What's the best way of structuring data on firebase?
UPDATE: There is now a doc on structuring data. Also, see this excellent post on NoSQL data structures.
The main issue with hierarchical data, as opposed to RDBMS, is that it's tempting to nest data because we can. Generally, you want to normalize data to some extent (just as you would do with SQL) despite the lack of join statements and queries.
You also want to denormalize in places where read efficiency is a concern. This is a technique used by all the large scale apps (e.g. Twitter and Facebook) and although it goes against our DRY principles, it's generally a necessary feature of scalable apps.
The gist here is that you want to work hard on writes to make reads easy. Keep logical components that are read separately separate (e.g. for chat rooms, don't put the messages, meta info about the rooms, and lists of members all in the same place, if you want to be able to iterate the groups later).
The primary difference between Firebase's real-time data and a SQL environment is querying data. There's no simple way to say "SELECT USERS WHERE X = Y", because of the real-time nature of the data (it's constantly changing, sharding, reconciling, etc, which requires a simpler internal model to keep the synchronized clients in check)

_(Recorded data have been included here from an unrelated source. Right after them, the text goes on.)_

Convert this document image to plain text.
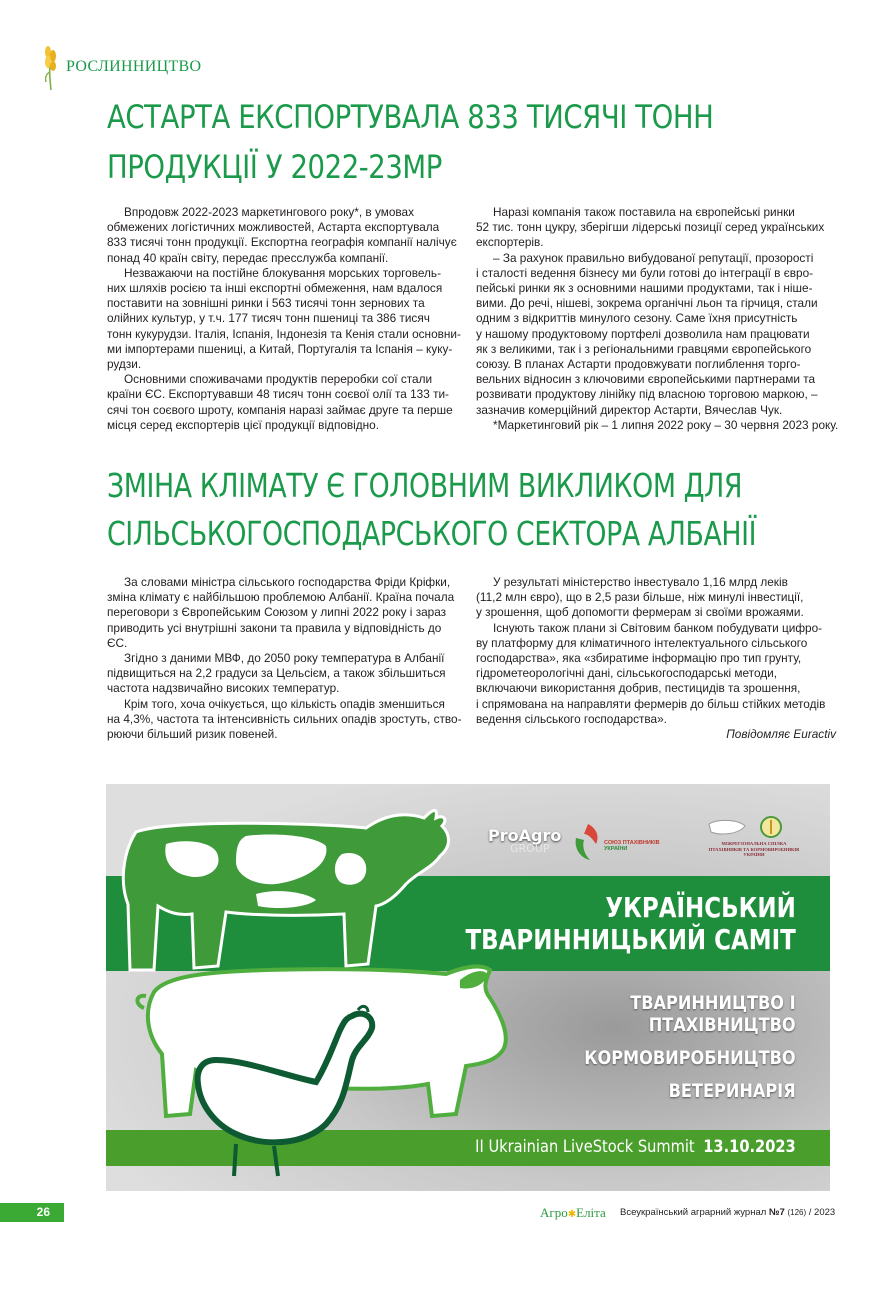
РОСЛИННИЦТВО
АСТАРТА ЕКСПОРТУВАЛА 833 ТИСЯЧІ ТОНН
ПРОДУКЦІЇ У 2022-23МР
Впродовж 2022-2023 маркетингового року*, в умовах
обмежених логістичних можливостей, Астарта експортувала
833 тисячі тонн продукції. Експортна географія компанії налічує
понад 40 країн світу, передає пресслужба компанії.
Незважаючи на постійне блокування морських торговель-
них шляхів росією та інші експортні обмеження, нам вдалося
поставити на зовнішні ринки і 563 тисячі тонн зернових та
олійних культур, у т.ч. 177 тисяч тонн пшениці та 386 тисяч
тонн кукурудзи. Італія, Іспанія, Індонезія та Кенія стали основни-
ми імпортерами пшениці, а Китай, Португалія та Іспанія – куку-
рудзи.
Основними споживачами продуктів переробки сої стали
країни ЄС. Експортувавши 48 тисяч тонн соєвої олії та 133 ти-
сячі тон соєвого шроту, компанія наразі займає друге та перше
місця серед експортерів цієї продукції відповідно.
Наразі компанія також поставила на європейські ринки
52 тис. тонн цукру, зберігши лідерські позиції серед українських
експортерів.
– За рахунок правильно вибудованої репутації, прозорості
і сталості ведення бізнесу ми були готові до інтеграції в євро-
пейські ринки як з основними нашими продуктами, так і ніше-
вими. До речі, нішеві, зокрема органічні льон та гірчиця, стали
одним з відкриттів минулого сезону. Саме їхня присутність
у нашому продуктовому портфелі дозволила нам працювати
як з великими, так і з регіональними гравцями європейського
союзу. В планах Астарти продовжувати поглиблення торго-
вельних відносин з ключовими європейськими партнерами та
розвивати продуктову лінійку під власною торговою маркою, –
зазначив комерційний директор Астарти, Вячеслав Чук.
*Маркетинговий рік – 1 липня 2022 року – 30 червня 2023 року.
ЗМІНА КЛІМАТУ Є ГОЛОВНИМ ВИКЛИКОМ ДЛЯ
СІЛЬСЬКОГОСПОДАРСЬКОГО СЕКТОРА АЛБАНІЇ
За словами міністра сільського господарства Фріди Кріфки,
зміна клімату є найбільшою проблемою Албанії. Країна почала
переговори з Європейським Союзом у липні 2022 року і зараз
приводить усі внутрішні закони та правила у відповідність до
ЄС.
Згідно з даними МВФ, до 2050 року температура в Албанії
підвищиться на 2,2 градуси за Цельсієм, а також збільшиться
частота надзвичайно високих температур.
Крім того, хоча очікується, що кількість опадів зменшиться
на 4,3%, частота та інтенсивність сильних опадів зростуть, ство-
рюючи більший ризик повеней.
У результаті міністерство інвестувало 1,16 млрд леків
(11,2 млн євро), що в 2,5 рази більше, ніж минулі інвестиції,
у зрошення, щоб допомогти фермерам зі своїми врожаями.
Існують також плани зі Світовим банком побудувати цифро-
ву платформу для кліматичного інтелектуального сільського
господарства», яка «збиратиме інформацію про тип грунту,
гідрометеорологічні дані, сільськогосподарські методи,
включаючи використання добрив, пестицидів та зрошення,
і спрямована на направляти фермерів до більш стійких методів
ведення сільського господарства».
Повідомляє Euractiv
ProAgro
GROUP	СОЮЗ ПТАХІВНИКІВ
УКРАЇНИ
МІЖРЕГІОНАЛЬНА СПІЛКА
ПТАХІВНИКІВ ТА КОРМОВИРОБНИКІВ
УКРАЇНИ
УКРАЇНСЬКИЙ
ТВАРИННИЦЬКИЙ САМІТ
ТВАРИННИЦТВО І
ПТАХІВНИЦТВО
КОРМОВИРОБНИЦТВО
ВЕТЕРИНАРІЯ
II Ukrainian LiveStock Summit 13.10.2023
26	Агро✱Еліта Всеукраїнський аграрний журнал №7 (126) / 2023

A simple example will probably set you in the right state of mind, so here goes:
/users/uid
/users/uid/email
/users/uid/messages
/users/uid/widgets
Now, since we're in a hierarchical structure, if I want to iterate users' email addresses, I do something like this:
// I could also use on('child_added') here to great success
// but this is simpler for an example
firebaseRef.child('users').once('value')
.then(userPathSnapshot => {
userPathSnapshot.forEach(
userSnap => console.log('email', userSnap.val().email)
);
})
.catch(e => console.error(e));
The problem with this approach is that I have just forced the client to download all of the users' messages
and widgets
too. No biggie if none of those things number in thousands. But a big deal for 10k users with upwards of 5k messages each.
So now the optimal strategy for a hierarchical, real-time structure becomes more obvious:
/user_meta/uid/email
/messages/uid/...
/widgets/uid/...
An additional tool which is extremely useful in this environment are indices. By creating an index of users with certain attributes, I can quickly simulate a SQL query by simply iterating the index:
/users_with_gmail_accounts/uid/email
Now if I want to, say, get messages for gmail users, I can do something like this:
var ref = firebase.database().ref('users_with_gmail_accounts');
ref.once('value').then(idx_snap => {
idx_snap.forEach(idx_entry => {
let msg = idx_entry.name() + ' has a new message!';
firebase.database().ref('messages').child(idx_entry.name())
.on(
'child_added',
ss => console.log(msg, ss.key);
);
});
})
.catch(e => console.error(e));
I offered some details in another SO post about denormalizing data, so check those out as well. I see that Frank already posted Anant's article, so I won't reiterate that here, but it's also a great read.
Firebase is very much not like a relational database. If you want to compare it to anything, I'd compare it to a hierarchical database.
Anant recently wrote a great post over on the Firebase blog about denormalizing your data: https://www.firebase.com/blog/2013-04-12-denormalizing-is-normal.html
I'd indeed suggest keeping the "ID" of each application as a child of each applicant.
Your scenario looks like one to many in relational world, as per your example an applicant have many applications. If we come to firebase nosql way it looks like below. It should scale without any performance issues. That's why we need denormalization as mentioned below.
applicants:{
applicant1:{
.
.
applications:{
application1:true,
application3:true
}
},
applicant2:{
.
.
applications:{
application2:true,
application4:true
}
}}
applications:{
application1:{
.
.
},
application2:{
.
.
},
application3:{
.
.
},
application4:{
.
.
}}